Lo cierto que de los 19 goles del Apertura sólo 6 (un 30%) los marcaron los delanteros: dos los hizo el joven Pablo Caballero y otros dos Leandro González (que jugó también de volante) y uno de Pablo Lugüercio y otro
de Juan Ignacio Sánchez Sotelo, que fue la dupla ofensiva que comenzó el Apertura 2008. En el Clausura sólo Lugüercio repitió su gol, ya que los otros tres fueron marcados por los defensores Franco Sosa y Matías Martínez y el volante Adrián Lucero.

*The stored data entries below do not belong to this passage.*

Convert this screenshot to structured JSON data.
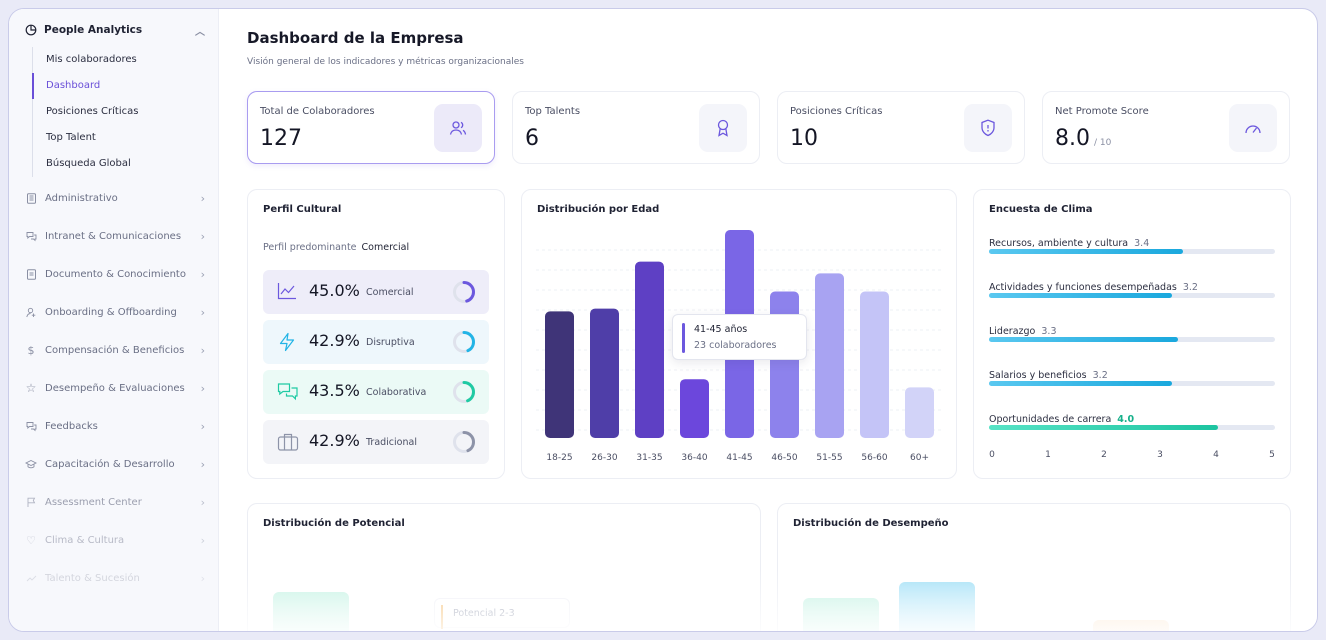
{
  "sidebar": {
    "section": "People Analytics",
    "sub_items": [
      {
        "label": "Mis colaboradores"
      },
      {
        "label": "Dashboard"
      },
      {
        "label": "Posiciones Críticas"
      },
      {
        "label": "Top Talent"
      },
      {
        "label": "Búsqueda Global"
      }
    ],
    "items": [
      {
        "label": "Administrativo",
        "icon": "building-icon"
      },
      {
        "label": "Intranet & Comunicaciones",
        "icon": "chat-icon"
      },
      {
        "label": "Documento & Conocimiento",
        "icon": "document-icon"
      },
      {
        "label": "Onboarding & Offboarding",
        "icon": "user-plus-icon"
      },
      {
        "label": "Compensación & Beneficios",
        "icon": "dollar-icon"
      },
      {
        "label": "Desempeño & Evaluaciones",
        "icon": "star-icon"
      },
      {
        "label": "Feedbacks",
        "icon": "feedback-icon"
      },
      {
        "label": "Capacitación & Desarrollo",
        "icon": "graduation-icon"
      },
      {
        "label": "Assessment Center",
        "icon": "flag-icon"
      },
      {
        "label": "Clima & Cultura",
        "icon": "heart-icon"
      },
      {
        "label": "Talento & Sucesión",
        "icon": "trend-icon"
      }
    ]
  },
  "header": {
    "title": "Dashboard de la Empresa",
    "subtitle": "Visión general de los indicadores y métricas organizacionales"
  },
  "kpis": [
    {
      "label": "Total de Colaboradores",
      "value": "127",
      "unit": "",
      "icon": "users-icon"
    },
    {
      "label": "Top Talents",
      "value": "6",
      "unit": "",
      "icon": "award-icon"
    },
    {
      "label": "Posiciones Críticas",
      "value": "10",
      "unit": "",
      "icon": "shield-icon"
    },
    {
      "label": "Net Promote Score",
      "value": "8.0",
      "unit": "/ 10",
      "icon": "gauge-icon"
    }
  ],
  "perfil": {
    "title": "Perfil Cultural",
    "pred_label": "Perfil predominante",
    "pred_value": "Comercial",
    "rows": [
      {
        "pct": "45.0%",
        "name": "Comercial",
        "fraction": 0.45,
        "color": "#6c58de",
        "bg": "#eeedf9",
        "icon": "chart-line-icon"
      },
      {
        "pct": "42.9%",
        "name": "Disruptiva",
        "fraction": 0.429,
        "color": "#22b4e6",
        "bg": "#eef7fc",
        "icon": "bolt-icon"
      },
      {
        "pct": "43.5%",
        "name": "Colaborativa",
        "fraction": 0.435,
        "color": "#1fcaa3",
        "bg": "#ebfaf6",
        "icon": "chats-icon"
      },
      {
        "pct": "42.9%",
        "name": "Tradicional",
        "fraction": 0.429,
        "color": "#8d93a8",
        "bg": "#f3f4f8",
        "icon": "briefcase-icon"
      }
    ]
  },
  "edad": {
    "title": "Distribución por Edad",
    "tooltip": {
      "range": "41-45 años",
      "count": "23 colaboradores"
    }
  },
  "chart_data": {
    "type": "bar",
    "title": "Distribución por Edad",
    "categories": [
      "18-25",
      "26-30",
      "31-35",
      "36-40",
      "41-45",
      "46-50",
      "51-55",
      "56-60",
      "60+"
    ],
    "values": [
      14,
      14.3,
      19.5,
      6.5,
      23,
      16.2,
      18.2,
      16.2,
      5.6
    ],
    "colors": [
      "#3f3478",
      "#4f3ea8",
      "#5e40c4",
      "#6c47dc",
      "#7a66e6",
      "#8d82ec",
      "#a8a3f2",
      "#c4c4f7",
      "#d2d3f8"
    ],
    "ylim": [
      0,
      23
    ],
    "grid": true,
    "tooltip_category": "41-45"
  },
  "clima": {
    "title": "Encuesta de Clima",
    "rows": [
      {
        "label": "Recursos, ambiente y cultura",
        "value": "3.4",
        "fraction": 0.68,
        "highlight": false
      },
      {
        "label": "Actividades y funciones desempeñadas",
        "value": "3.2",
        "fraction": 0.64,
        "highlight": false
      },
      {
        "label": "Liderazgo",
        "value": "3.3",
        "fraction": 0.66,
        "highlight": false
      },
      {
        "label": "Salarios y beneficios",
        "value": "3.2",
        "fraction": 0.64,
        "highlight": false
      },
      {
        "label": "Oportunidades de carrera",
        "value": "4.0",
        "fraction": 0.8,
        "highlight": true
      }
    ],
    "ticks": [
      "0",
      "1",
      "2",
      "3",
      "4",
      "5"
    ]
  },
  "potencial": {
    "title": "Distribución de Potencial",
    "tag": "Potencial 2-3"
  },
  "desempeno": {
    "title": "Distribución de Desempeño"
  }
}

El goleador del torneo anterior fue Maxi Moralez, que marcó 5 goles, 3 de ellos de penal y los que lo siguen en la temporada son justamente Franco Sosa y Adrián Lucero.
Por eso la prioridad en este libro de pases fue traer delanteros y además de Ramírez (que tiene un récord de 32 goles en 101 partidos, un poco menos de 1 gol cada 3 partidos) llegaron el uruguayo Nicolás Vigneri que en Cruz Azul hizo 4 goles en 33 partidos y Lucas Castromán, que su último grito lo dio en el Vélez de Miguel Russo en 2006, ya que ni en América de México (14 PJ), ni en Boca (5 jugados) marcó tantos.